The Duchess suppressed a sniff. She was one of those

people who regard the Church of England with patronizing

affection, as if it were something that had grown up in

their kitchen garden.

“But there are other things,” she continued, “which I

suppose are to a certain extent sacred even to you.

Patriotism, for instance, and Empire, and Imperial

responsibility, and blood-is-thicker-than-water, and all

that sort of thing.”

Reginald waited for a couple of minutes before replying,

while the Lord of Rimini temporarily monopolized the

acoustic possibilities of the theatre.

“That is the worst of a tragedy,” he observed, “one

can’t always hear oneself talk. Of course I accept the

Imperial idea and the responsibility. After all, I would

just as soon think in Continents as anywhere else. And some

day, when the season is over and we have the time, you shall

explain to me the exact blood-brotherhood and all that sort

of thing that exists between a French Canadian and a mild

Hindoo and a Yorkshireman, for instance.”

“Oh, well, `dominion over palm and pine,’ you know,”

quoted the Duchess hopefully; “of course we mustn’t forget

that we’re all part of the great Anglo-Saxon Empire.”

“Which for its part is rapidly becoming a suburb of

Jerusalem. A very pleasant suburb, I admit, and quite a

charming Jerusalem. But still a suburb.”

“Really, to be told one’s living in a suburb when one is

conscious of spreading the benefits of civilization all over

the world! Philanthropy—I suppose you will say that is

a comfortable delusion; and yet even you must admit that

whenever want or misery or starvation is known to exist,

however distant or difficult of access, we instantly

organize relief on the most generous scale, and distribute

it, if need be, to the uttermost ends of the earth.”

The Duchess paused, with a sense of ultimate triumph. She

had made the same observation at a drawing-room meeting, and

it had been extremely well received.

“I wonder,” said Reginald, “if you have ever walked

down the Embankment on a winter night?”

“Gracious, no, child! Why do you ask?”

“I didn’t; I only wondered. And even your philanthropy,

practised in a world where everything is based on

competition, must have a debit as well as a credit account.

The young ravens cry for food.”

“And are fed.”

“Exactly. Which presupposes that something else is fed

upon.”

“Oh, you’re simply exasperating. You’ve been reading

Nietzsche till you haven’t got any sense of moral proportion

left. May I ask if you are governed by any laws of

conduct whatever?”

“There are certain fixed rules that one observes for

one’s own comfort. For instance, never be flippantly rude

to any inoffensive, grey-bearded stranger that you may meet

in pine forests or hotel smoking-rooms on the Continent. It

always turns out to be the King of Sweden.”
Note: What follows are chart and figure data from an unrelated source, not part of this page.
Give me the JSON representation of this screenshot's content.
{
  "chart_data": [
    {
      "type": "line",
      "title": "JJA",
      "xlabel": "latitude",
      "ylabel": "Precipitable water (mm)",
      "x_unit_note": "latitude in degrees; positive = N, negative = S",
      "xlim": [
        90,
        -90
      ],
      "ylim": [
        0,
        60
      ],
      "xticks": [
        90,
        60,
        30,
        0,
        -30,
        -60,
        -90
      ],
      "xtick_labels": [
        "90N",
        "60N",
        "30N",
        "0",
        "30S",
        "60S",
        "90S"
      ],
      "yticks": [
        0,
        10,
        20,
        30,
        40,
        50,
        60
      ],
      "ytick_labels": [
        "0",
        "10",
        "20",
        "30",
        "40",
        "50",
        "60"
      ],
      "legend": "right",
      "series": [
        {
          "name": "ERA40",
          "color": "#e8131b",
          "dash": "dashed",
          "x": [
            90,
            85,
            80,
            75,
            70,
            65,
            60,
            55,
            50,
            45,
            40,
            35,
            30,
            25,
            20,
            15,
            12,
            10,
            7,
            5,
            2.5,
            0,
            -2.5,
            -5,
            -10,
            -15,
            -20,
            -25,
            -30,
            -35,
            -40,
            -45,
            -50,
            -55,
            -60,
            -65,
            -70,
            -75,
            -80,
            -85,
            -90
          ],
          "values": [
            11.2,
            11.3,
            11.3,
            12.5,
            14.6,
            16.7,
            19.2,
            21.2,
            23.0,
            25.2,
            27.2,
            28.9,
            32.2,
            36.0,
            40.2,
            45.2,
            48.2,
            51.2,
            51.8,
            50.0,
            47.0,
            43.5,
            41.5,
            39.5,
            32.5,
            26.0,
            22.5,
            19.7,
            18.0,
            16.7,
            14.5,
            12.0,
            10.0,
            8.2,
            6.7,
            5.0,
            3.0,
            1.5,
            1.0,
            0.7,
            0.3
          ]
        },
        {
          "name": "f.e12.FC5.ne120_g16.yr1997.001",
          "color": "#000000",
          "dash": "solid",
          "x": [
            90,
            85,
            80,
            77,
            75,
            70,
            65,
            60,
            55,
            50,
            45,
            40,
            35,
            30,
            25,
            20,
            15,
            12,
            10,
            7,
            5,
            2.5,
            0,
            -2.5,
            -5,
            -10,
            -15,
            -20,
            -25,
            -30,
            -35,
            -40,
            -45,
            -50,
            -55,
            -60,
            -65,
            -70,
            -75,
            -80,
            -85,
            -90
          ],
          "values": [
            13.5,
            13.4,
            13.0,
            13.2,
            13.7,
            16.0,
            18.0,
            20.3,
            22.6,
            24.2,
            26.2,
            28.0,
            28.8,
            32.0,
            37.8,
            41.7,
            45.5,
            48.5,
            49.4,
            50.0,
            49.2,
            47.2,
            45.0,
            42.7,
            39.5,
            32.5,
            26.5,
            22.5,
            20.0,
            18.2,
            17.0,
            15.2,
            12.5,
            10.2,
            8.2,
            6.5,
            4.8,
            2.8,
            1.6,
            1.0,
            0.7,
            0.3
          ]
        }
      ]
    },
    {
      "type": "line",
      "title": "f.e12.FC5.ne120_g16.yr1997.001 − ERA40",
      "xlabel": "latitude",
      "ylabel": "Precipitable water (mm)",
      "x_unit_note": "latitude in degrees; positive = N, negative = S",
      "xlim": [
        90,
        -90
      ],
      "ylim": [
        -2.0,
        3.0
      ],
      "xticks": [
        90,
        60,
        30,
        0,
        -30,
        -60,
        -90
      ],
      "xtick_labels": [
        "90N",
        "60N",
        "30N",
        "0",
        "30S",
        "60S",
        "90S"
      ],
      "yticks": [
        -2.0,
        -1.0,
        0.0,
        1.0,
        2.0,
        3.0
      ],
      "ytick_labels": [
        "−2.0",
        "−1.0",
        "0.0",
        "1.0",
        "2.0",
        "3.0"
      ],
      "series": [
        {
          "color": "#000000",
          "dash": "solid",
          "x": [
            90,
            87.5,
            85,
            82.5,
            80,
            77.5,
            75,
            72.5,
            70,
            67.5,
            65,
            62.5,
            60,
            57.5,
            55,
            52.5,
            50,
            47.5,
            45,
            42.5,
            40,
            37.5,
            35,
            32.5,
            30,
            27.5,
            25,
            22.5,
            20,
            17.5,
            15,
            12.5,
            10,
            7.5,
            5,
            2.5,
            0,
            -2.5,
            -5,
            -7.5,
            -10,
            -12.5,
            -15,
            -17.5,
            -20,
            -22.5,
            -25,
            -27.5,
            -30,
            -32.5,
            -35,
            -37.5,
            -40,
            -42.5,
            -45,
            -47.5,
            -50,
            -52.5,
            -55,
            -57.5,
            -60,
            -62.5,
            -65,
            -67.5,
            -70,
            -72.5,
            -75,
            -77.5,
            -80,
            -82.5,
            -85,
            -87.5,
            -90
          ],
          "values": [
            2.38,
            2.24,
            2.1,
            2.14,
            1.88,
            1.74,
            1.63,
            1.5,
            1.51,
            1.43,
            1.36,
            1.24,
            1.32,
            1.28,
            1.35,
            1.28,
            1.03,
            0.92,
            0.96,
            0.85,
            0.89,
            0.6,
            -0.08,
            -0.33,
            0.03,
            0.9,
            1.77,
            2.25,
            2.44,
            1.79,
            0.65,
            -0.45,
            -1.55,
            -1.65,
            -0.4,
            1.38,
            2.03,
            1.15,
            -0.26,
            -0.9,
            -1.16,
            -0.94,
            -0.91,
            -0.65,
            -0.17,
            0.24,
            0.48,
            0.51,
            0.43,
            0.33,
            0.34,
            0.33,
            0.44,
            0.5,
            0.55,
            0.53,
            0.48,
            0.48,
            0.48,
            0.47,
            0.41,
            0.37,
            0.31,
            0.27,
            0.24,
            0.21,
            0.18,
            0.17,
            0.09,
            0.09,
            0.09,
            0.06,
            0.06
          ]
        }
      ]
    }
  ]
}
“The restraint must be dreadfully irksome to you. When I

was younger, boys of your age used to be nice and

innocent.”

“Now we are only nice. One must specialize in these days. Which

reminds me of the man I read of in some sacred book who was given a

choice of what he most desired. And because he didn’t ask for titles

and honours and dignities, but only for immense wealth, these other

things came to him also.”

“I am sure you didn’t read about him in any sacred

hook.”

“Yes; I fancy you will find him in Debrett.”